I am building AccInt (https://accint.xyz/), a local Work Model for agent-run work. The product is early, but the technical question is broader than one tool:
When an AI coding agent fails, what exactly should be learned?
Most agent-memory discussions stop at storing more context. That helps recall, but it does not answer the harder engineering question: which context, action, check, or decision actually helped a future run land?
The unit I am testing is a settled commitment:
- What did the agent think it was going to do?
- Which files, docs, traces, or prior runs did it retrieve?
- What action did it take?
- What needed human approval?
- What did tests, reviewers, or production reality say after?
- Which pieces should get stronger next time, and which should be penalized?

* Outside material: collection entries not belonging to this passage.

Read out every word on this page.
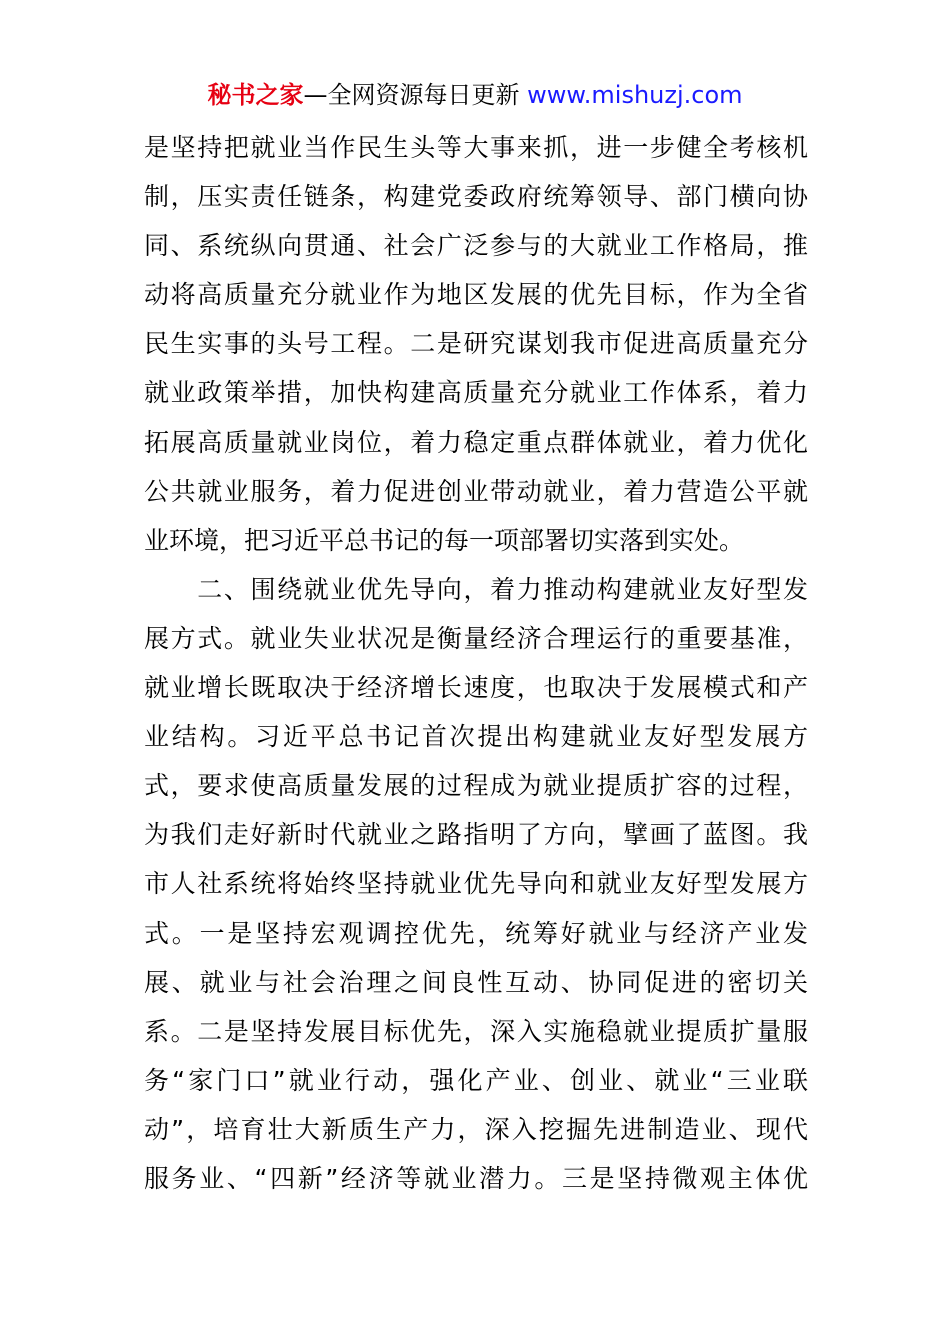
秘书之家—全网资源每日更新 www.mishuzj.com
是坚持把就业当作民生头等大事来抓，进一步健全考核机
制，压实责任链条，构建党委政府统筹领导、部门横向协
同、系统纵向贯通、社会广泛参与的大就业工作格局，推
动将高质量充分就业作为地区发展的优先目标，作为全省
民生实事的头号工程。二是研究谋划我市促进高质量充分
就业政策举措，加快构建高质量充分就业工作体系，着力
拓展高质量就业岗位，着力稳定重点群体就业，着力优化
公共就业服务，着力促进创业带动就业，着力营造公平就
业环境，把习近平总书记的每一项部署切实落到实处。
　　二、围绕就业优先导向，着力推动构建就业友好型发
展方式。就业失业状况是衡量经济合理运行的重要基准，
就业增长既取决于经济增长速度，也取决于发展模式和产
业结构。习近平总书记首次提出构建就业友好型发展方
式，要求使高质量发展的过程成为就业提质扩容的过程，
为我们走好新时代就业之路指明了方向，擘画了蓝图。我
市人社系统将始终坚持就业优先导向和就业友好型发展方
式。一是坚持宏观调控优先，统筹好就业与经济产业发
展、就业与社会治理之间良性互动、协同促进的密切关
系。二是坚持发展目标优先，深入实施稳就业提质扩量服
务“家门口”就业行动，强化产业、创业、就业“三业联
动”，培育壮大新质生产力，深入挖掘先进制造业、现代
服务业、“四新”经济等就业潜力。三是坚持微观主体优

For coding agents, this can be grounded in practical signals:
- test results
- diffs that actually shipped
- failed commands and their fixes
- reviewer corrections
- repeated repo navigation mistakes
- whether a future similar task takes fewer steps
That is the gap I am trying to make concrete with AccInt: not just a memory store, not just a trace viewer, and not just orchestration. A local learning substrate that turns agent activity into a Work Model, running on hardware you control.
The first wedge is Claude Code / Codex / OpenCode / MCP-style workflows near real repos, because those runs already produce commitments, diffs, tests, and outcomes.
If you use coding agents seriously, I would value feedback:
- What evidence would you trust enough to update an agent memory?
- What should never be learned automatically?
- What would make this safe enough to use on a real codebase?